ADVEXIN has been evaluated in a variety of cancer types and in combination with several standard cancer therapies, including radiation and chemotherapy. Data from several published preclinical and clinical studies have demonstrated the ability of ADVEXIN to safely enhance the anti-cancer effects of radiation and chemotherapy treatment.
ADVEXIN supplies p53 protein in very high concentrations in cancer tissue and selectively kills cancer cells. p53 is a normal constituent of cells and is known as a tumor suppressor because it inhibits the growth of tumor cells. One of the major roles of this protein is to eliminate cancerous cells by recognizing when the cell has been damaged by mutations and stopping cell growth to initiate repair. If the cell is damaged beyond repair, p53 initiates the cell death pathway to prevent the cell from growing out of control.
About Introgen
Introgen is a leading developer of biopharmaceutical products designed to induce therapeutic protein expression using non-integrating gene agents for the treatment of cancer and other diseases. Introgen maintains integrated research, development, manufacturing, clinical and regulatory departments and operates a commercial-scale, CGMP manufacturing facility.

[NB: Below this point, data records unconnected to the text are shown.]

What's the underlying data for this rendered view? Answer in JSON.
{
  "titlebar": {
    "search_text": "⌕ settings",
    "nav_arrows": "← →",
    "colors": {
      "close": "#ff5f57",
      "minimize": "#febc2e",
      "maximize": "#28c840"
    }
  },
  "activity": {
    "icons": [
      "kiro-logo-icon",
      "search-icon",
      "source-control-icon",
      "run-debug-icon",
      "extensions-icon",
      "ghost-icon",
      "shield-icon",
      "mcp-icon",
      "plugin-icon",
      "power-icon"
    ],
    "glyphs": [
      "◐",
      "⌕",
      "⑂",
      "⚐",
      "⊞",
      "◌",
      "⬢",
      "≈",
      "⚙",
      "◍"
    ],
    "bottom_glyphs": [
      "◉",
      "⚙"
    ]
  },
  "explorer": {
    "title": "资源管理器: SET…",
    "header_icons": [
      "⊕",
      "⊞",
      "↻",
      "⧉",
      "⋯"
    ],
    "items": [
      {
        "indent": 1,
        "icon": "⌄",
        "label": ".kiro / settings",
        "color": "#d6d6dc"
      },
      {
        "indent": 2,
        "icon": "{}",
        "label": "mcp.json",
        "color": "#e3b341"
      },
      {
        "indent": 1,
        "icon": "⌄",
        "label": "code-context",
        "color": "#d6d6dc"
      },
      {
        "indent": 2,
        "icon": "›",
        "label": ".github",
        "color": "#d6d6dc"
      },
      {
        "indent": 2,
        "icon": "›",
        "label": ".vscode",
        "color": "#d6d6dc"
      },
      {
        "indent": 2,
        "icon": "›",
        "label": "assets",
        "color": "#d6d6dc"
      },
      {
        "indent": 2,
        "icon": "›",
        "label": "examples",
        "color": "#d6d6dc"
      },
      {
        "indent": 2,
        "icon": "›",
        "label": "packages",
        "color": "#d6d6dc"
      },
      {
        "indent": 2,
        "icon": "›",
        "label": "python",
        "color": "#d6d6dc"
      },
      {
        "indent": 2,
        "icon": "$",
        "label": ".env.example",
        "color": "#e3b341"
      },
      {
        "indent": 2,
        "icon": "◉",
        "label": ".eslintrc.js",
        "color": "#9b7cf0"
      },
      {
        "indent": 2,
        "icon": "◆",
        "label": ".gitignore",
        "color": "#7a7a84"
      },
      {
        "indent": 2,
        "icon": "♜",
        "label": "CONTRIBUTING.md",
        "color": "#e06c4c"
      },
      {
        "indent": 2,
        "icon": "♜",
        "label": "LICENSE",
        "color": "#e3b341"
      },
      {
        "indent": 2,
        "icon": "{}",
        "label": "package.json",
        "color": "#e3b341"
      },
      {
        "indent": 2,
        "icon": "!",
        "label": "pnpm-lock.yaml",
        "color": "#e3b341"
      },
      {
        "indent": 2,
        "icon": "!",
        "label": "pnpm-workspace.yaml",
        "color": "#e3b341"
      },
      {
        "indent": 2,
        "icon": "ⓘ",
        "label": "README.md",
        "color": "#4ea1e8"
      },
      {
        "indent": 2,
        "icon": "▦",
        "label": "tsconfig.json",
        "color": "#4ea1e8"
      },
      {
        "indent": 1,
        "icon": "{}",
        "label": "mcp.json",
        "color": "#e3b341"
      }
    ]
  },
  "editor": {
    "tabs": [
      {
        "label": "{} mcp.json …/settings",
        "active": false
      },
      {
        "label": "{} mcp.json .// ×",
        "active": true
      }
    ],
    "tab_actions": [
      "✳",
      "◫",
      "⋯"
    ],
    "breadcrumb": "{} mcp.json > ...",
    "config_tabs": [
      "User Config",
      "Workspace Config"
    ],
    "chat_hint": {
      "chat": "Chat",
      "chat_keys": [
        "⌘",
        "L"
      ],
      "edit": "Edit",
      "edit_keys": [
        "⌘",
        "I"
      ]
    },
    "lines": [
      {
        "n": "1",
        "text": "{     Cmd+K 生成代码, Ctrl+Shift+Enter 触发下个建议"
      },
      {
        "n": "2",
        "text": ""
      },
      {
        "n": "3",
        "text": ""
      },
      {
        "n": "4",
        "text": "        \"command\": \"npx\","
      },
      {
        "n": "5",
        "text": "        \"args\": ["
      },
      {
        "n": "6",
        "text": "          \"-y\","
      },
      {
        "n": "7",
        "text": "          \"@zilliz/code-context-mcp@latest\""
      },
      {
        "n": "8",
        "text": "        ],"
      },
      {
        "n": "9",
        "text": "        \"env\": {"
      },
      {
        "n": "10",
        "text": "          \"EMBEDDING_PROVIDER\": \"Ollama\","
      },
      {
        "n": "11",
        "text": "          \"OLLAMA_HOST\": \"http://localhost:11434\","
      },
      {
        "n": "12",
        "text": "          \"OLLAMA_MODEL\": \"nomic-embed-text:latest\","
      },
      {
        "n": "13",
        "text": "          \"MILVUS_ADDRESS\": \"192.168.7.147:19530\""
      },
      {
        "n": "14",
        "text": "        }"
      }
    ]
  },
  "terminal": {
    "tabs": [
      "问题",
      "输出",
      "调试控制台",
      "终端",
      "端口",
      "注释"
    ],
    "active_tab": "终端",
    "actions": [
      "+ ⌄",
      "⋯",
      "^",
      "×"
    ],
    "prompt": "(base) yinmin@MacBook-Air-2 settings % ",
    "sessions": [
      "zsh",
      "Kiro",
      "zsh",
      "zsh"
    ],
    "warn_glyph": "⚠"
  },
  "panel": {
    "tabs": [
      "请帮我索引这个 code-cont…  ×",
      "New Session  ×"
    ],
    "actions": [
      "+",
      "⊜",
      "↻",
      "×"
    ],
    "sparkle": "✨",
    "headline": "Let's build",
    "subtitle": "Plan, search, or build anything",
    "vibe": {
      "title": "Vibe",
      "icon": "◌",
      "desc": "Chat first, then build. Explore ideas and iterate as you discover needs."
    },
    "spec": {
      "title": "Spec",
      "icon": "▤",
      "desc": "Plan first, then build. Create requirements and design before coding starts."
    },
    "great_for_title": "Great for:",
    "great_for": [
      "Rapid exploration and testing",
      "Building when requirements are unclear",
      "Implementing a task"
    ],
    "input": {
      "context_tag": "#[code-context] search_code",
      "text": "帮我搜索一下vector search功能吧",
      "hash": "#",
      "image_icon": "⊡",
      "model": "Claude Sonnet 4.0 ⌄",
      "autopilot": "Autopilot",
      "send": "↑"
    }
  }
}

Introgen holds a licensing agreement with M. D. Anderson to commercialize products based on licensed technologies, and has the option to license future technologies under sponsored research agreements. The University of Texas Board of Regents owns stock in Introgen. These arrangements are managed in accordance with M.D. Anderson’s conflict of interest policies.
Certain statements in this press release that are not strictly historical may be “forward-looking” statements, which are based on current expectations and entail various risks and uncertainties. Such forward-looking statements include, but are not limited to, those relating to Introgen’s future success with its clinical development program for ADVEXIN for the treatment of breast cancer or other diseases. There can be no assurance that Introgen will be able to commercially develop gene-based drugs, that necessary regulatory approvals will be obtained or that any clinical trials or studies undertaken will be successful or that the proposed treatments will prove to be safe and/or effective. The actual results may differ from those described in this press release due to risks and uncertainties that exist in Introgen’s operations and business environment, including, but not limited to, Introgen’s stage of product development and the limited experience in the development of gene-based drugs in general, Introgen’s dependence upon proprietary technology and the current competitive environment, history of operating losses and accumulated deficits, reliance on collaborative relationships, and uncertainties related to clinical trials, the safety and efficacy of Introgen’s product candidates, the ability to obtain the appropriate regulatory approvals, Introgen’s patent protection and market acceptance, as well as other risks detailed from time to time in Introgen’s filings with the Securities and Exchange Commission including its annual report on Form 10-K filed with the Securities and Exchange Commission on March 5, 2004 and its quarterly report on Form 10-Q filed with the Securities and Exchange Commission on November 15, 2004. Introgen undertakes no obligation to publicly release the results of any revisions to any forward-looking statements that reflect events or circumstances arising after the date hereof.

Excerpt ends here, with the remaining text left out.